Using Prefect

This is basically a diary of getting started with prefect and prefect cloud.

I skipped over Airflow entirely, but I need to learn something and prefect seems interesting and it works with Dask+Coiled which is really cool. I'm pretty comfortable with python and stuff, but unlike so much else I am learning, I am really starting at 0 here. Cool.

The long term goal is to replace a very strange workflow I have:

  • A lambda function hits an API once an hour, and stores some documents to mongoDB. Why mongoDB? Because I needed a cheap database that can enforce unique constraints. The API doesn't really have a highwater mark, so need to handle duplicates.
  • A google cloud function runs one a day, writing new data to bigQuery. Because the implementation was very simple, I don't have a highwater mark here either, and I do some clumsy pandas stuff to avoid inserting duplicates.
  • A bigquery job is triggered about an hour after that, to calculate some intermediate outputs that is used in a dashboard.

Signing up and getting started

  1. The password policy is almost good. But I don't like hard requirements, entropy counts. Cool that it uses okta though.
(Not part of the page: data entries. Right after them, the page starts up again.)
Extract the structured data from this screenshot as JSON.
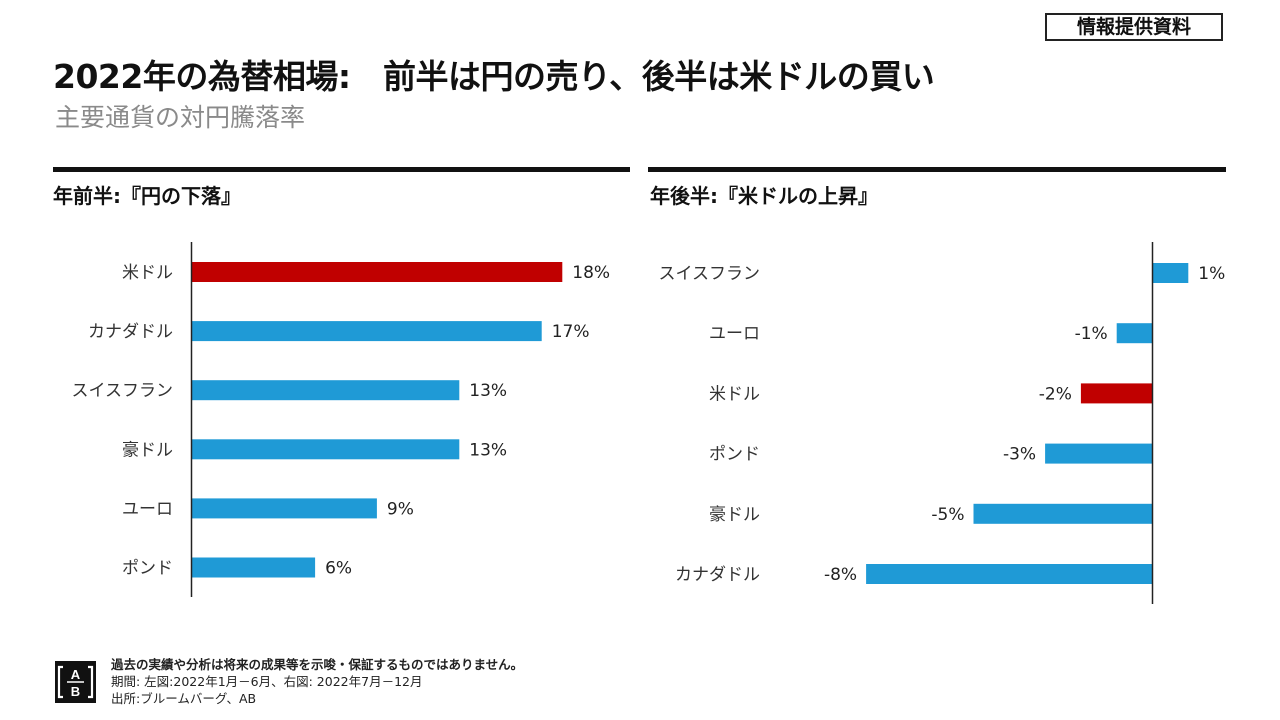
{
  "badge": "情報提供資料",
  "title": "2022年の為替相場:　前半は円の売り、後半は米ドルの買い",
  "subtitle": "主要通貨の対円騰落率",
  "colors": {
    "highlight": "#C00000",
    "default": "#1F9AD6",
    "axis": "#222222",
    "text": "#111111",
    "subtitle": "#8A8A8A"
  },
  "chart_data": [
    {
      "type": "bar",
      "orientation": "horizontal",
      "title": "年前半:『円の下落』",
      "categories": [
        "米ドル",
        "カナダドル",
        "スイスフラン",
        "豪ドル",
        "ユーロ",
        "ポンド"
      ],
      "values": [
        18,
        17,
        13,
        13,
        9,
        6
      ],
      "value_labels": [
        "18%",
        "17%",
        "13%",
        "13%",
        "9%",
        "6%"
      ],
      "highlight": [
        "米ドル"
      ],
      "unit": "%",
      "xlim": [
        0,
        20
      ],
      "grid": false,
      "legend": "none",
      "xlabel": "",
      "ylabel": ""
    },
    {
      "type": "bar",
      "orientation": "horizontal",
      "title": "年後半:『米ドルの上昇』",
      "categories": [
        "スイスフラン",
        "ユーロ",
        "米ドル",
        "ポンド",
        "豪ドル",
        "カナダドル"
      ],
      "values": [
        1,
        -1,
        -2,
        -3,
        -5,
        -8
      ],
      "value_labels": [
        "1%",
        "-1%",
        "-2%",
        "-3%",
        "-5%",
        "-8%"
      ],
      "highlight": [
        "米ドル"
      ],
      "unit": "%",
      "xlim": [
        -9,
        2
      ],
      "grid": false,
      "legend": "none",
      "xlabel": "",
      "ylabel": ""
    }
  ],
  "footer": {
    "logo_top": "A",
    "logo_bottom": "B",
    "disclaimer": "過去の実績や分析は将来の成果等を示唆・保証するものではありません。",
    "period": "期間: 左図:2022年1月－6月、右図: 2022年7月－12月",
    "source": "出所:ブルームバーグ、AB"
  }
}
  2. Where is my API key? I'm just guessing I need an API key and it turns out I'm right. With Coiled, the first thing you see is an API key and some commands. I don't like having to look for (and even generate) this stuff. Found it though, and created a config file. Cool that it follows a common pattern - I'm used to this from AWS and others.
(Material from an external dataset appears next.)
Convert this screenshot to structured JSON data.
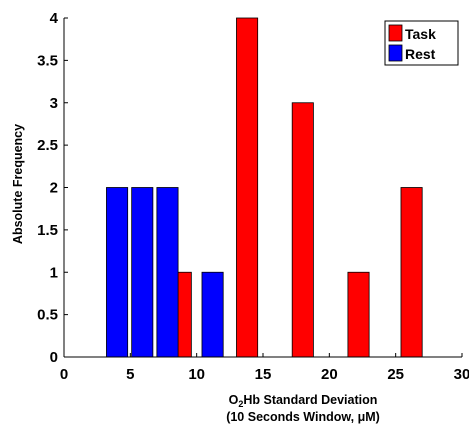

  3. Why are there several similar but different "hello world" examples? It turns out there is a reason, you need to register a flow and then run it, but I'm new to all this so... Anyways, I figured it out. Sticking to running from the dashboard from now. The "quick run" button is sweet.
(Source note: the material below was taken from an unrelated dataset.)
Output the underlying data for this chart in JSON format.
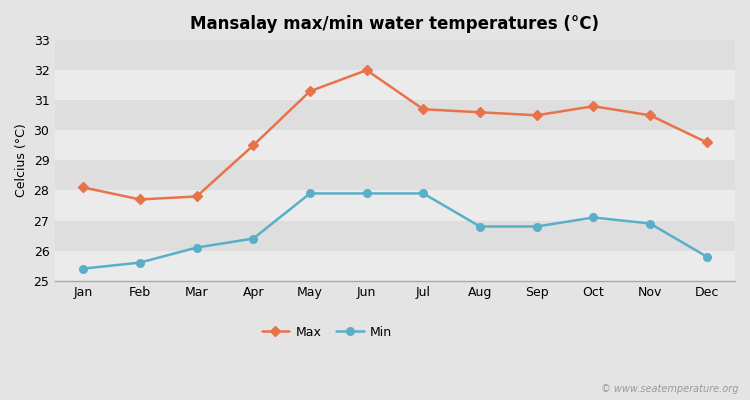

  4. Yay I copy-pasted code and it ran! Granted I needed a few tries, but I did something and something happened and there is a green color on the dashboard. Wonder what it was I did though.

  5. WTF why am I getting a deprecated warning? I haven't written a single line of code that hasn't been copy-pasted from the website. Turns out the config file is now supposed to say api_key = "XXX" instead of api_token = "XXX". Kind of hard to spot that one, and I seem to be unable to find where I copy-pasted that from. All I can find now is instructions that say api_key.

  6. Damn, executors and agents are confusing.

  7. Why aren't there more complex examples? Documentation is OK, but it never shows the whole picture.

  8. please please tell me I don't need an agent running 24/7 just because I want to trigger a job once a day. Isn't that what prefect cloud was supposed to do? What does actually Prefect cloud do? Is is just a dashboard? What am I missing?

  9. Where is coiled? Seriously they did a whole webinar about it and I can't find a single mention of coiled on the prefect site and only a symbolic mention of prefect on the coiled website. Nice partnership. Resorting to googling, seems there is a github issue that explains the basics. Sorry, but github issues != documentation. That said though, the solution made sense and perhaps I should have figured this out myself.

  10. How is this stuff handled in production? In a CI/CD environment? If I'm testing some changes to a flow and I want to push it to production? Is it normal to register the flow in the same file as the flow is defined or is that just a simplification for the hello-world example?

Code beyond copy-paste

My first goal is to get this to run on coiled. I already have Coiled installed, so I need to get the two talking. Experimenting with ECS failed (I don't know that much about ECS and the documentation assumed I did).

I am able to do a run on coiled by using a DaskExecutor, passing an actual Coiled cluster object (coiled.Cluster, not a string or anything) as cluster class.

I am using a LocalRun run-config for this, and starting a local agent.

This is all simple enough, but I need to register an environment in coiled that has prefect. While that's really a simple task and I have done it a couple of times before, I do it rarely enough to have forgotten each time. This is cool though. Basically it seems to be working I just need to get my ducks in a row.

It's amazing what copy-paste can do. create_coiled_env.py will create an env on coiled, using the environment.yaml file we have here locally.